Aaron Boone tried to calm the Anthony Volpe chatter, but the Yankees’ shortstop mess still feels messy.
The latest round of noise around Volpe and Jose Caballero started with a simple question: who’s actually the Yankees’ shortstop, and did Volpe ever have a real chance to move somewhere else? Boone’s answer, at least publicly, was to make clear that Volpe remains the guy.
“He's been our shortstop, and he got hurt and had surgery over the winter. He's coming back, and we really haven't had - until Cabby walked in the door last year - a real competition-based thing there.
By the way, he's been a damn good shortstop. I hate to break it to everyone, but that still is real.
Has he had his struggles? Sure.
But he's also played really well out there in some long stretches defensively.”

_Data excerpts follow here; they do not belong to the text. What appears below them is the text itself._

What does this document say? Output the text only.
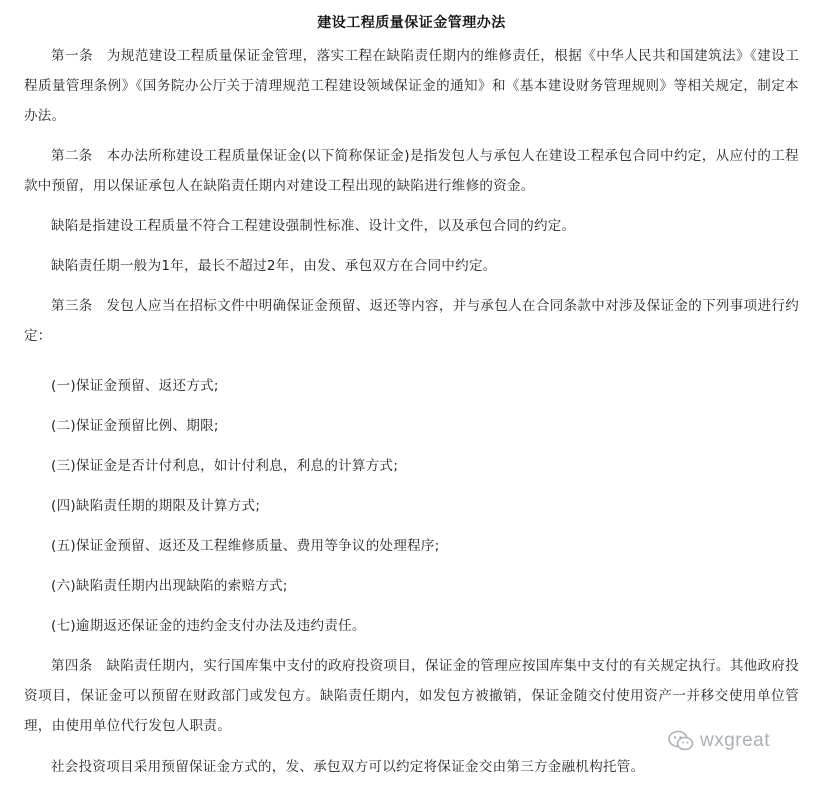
建设工程质量保证金管理办法

第一条　为规范建设工程质量保证金管理，落实工程在缺陷责任期内的维修责任，根据《中华人民共和国建筑法》《建设工程质量管理条例》《国务院办公厅关于清理规范工程建设领域保证金的通知》和《基本建设财务管理规则》等相关规定，制定本办法。

第二条　本办法所称建设工程质量保证金(以下简称保证金)是指发包人与承包人在建设工程承包合同中约定，从应付的工程款中预留，用以保证承包人在缺陷责任期内对建设工程出现的缺陷进行维修的资金。

缺陷是指建设工程质量不符合工程建设强制性标准、设计文件，以及承包合同的约定。

缺陷责任期一般为1年，最长不超过2年，由发、承包双方在合同中约定。

第三条　发包人应当在招标文件中明确保证金预留、返还等内容，并与承包人在合同条款中对涉及保证金的下列事项进行约定：

(一)保证金预留、返还方式;

(二)保证金预留比例、期限;

(三)保证金是否计付利息，如计付利息，利息的计算方式;

(四)缺陷责任期的期限及计算方式;

(五)保证金预留、返还及工程维修质量、费用等争议的处理程序;

(六)缺陷责任期内出现缺陷的索赔方式;

(七)逾期返还保证金的违约金支付办法及违约责任。

第四条　缺陷责任期内，实行国库集中支付的政府投资项目，保证金的管理应按国库集中支付的有关规定执行。其他政府投资项目，保证金可以预留在财政部门或发包方。缺陷责任期内，如发包方被撤销，保证金随交付使用资产一并移交使用单位管理，由使用单位代行发包人职责。

社会投资项目采用预留保证金方式的，发、承包双方可以约定将保证金交由第三方金融机构托管。

wxgreat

That’s Boone drawing a line in the dirt. Caballero may be in the picture, but the manager framed the job as Volpe’s to lose, not a wide-open battle that suddenly changed the organization’s plans.
The wrinkle, of course, is that Boone himself had previously said Volpe would get second base reps back on May 22, and that never happened. On top of that, the Yankees kept Volpe in the minors after his rehab assignment ended while trying to gain an extra year of service time, which points more toward the club stretching the Volpe timeline than pushing him out of shortstop.
That’s why the rumor mill has felt so strange. Michael Kay added fuel by saying Volpe refused to play a position other than shortstop, with Joel Sherman echoing that claim, before Kay later said there was no truth to it. By then, the damage was done.
Boone’s comments didn’t exactly settle everything, but they did reinforce the organization’s stance: Volpe is still the shortstop, and the Yankees are still backing him.
The bigger issue may not be the position itself. It’s whether the Yankees can afford average or below-average production at a premium spot when other parts of the lineup are already dragging. Ryan McMahon, Austin Wells, Jasson Dominguez, Jazz Chisholm Jr., and others have all been part of the underperforming mix, and that makes the shortstop debate feel bigger than it might otherwise be.
For now, though, the message from Boone is pretty clear. There was no real positional revolt, and Volpe remains front and center in the Yankees’ plans.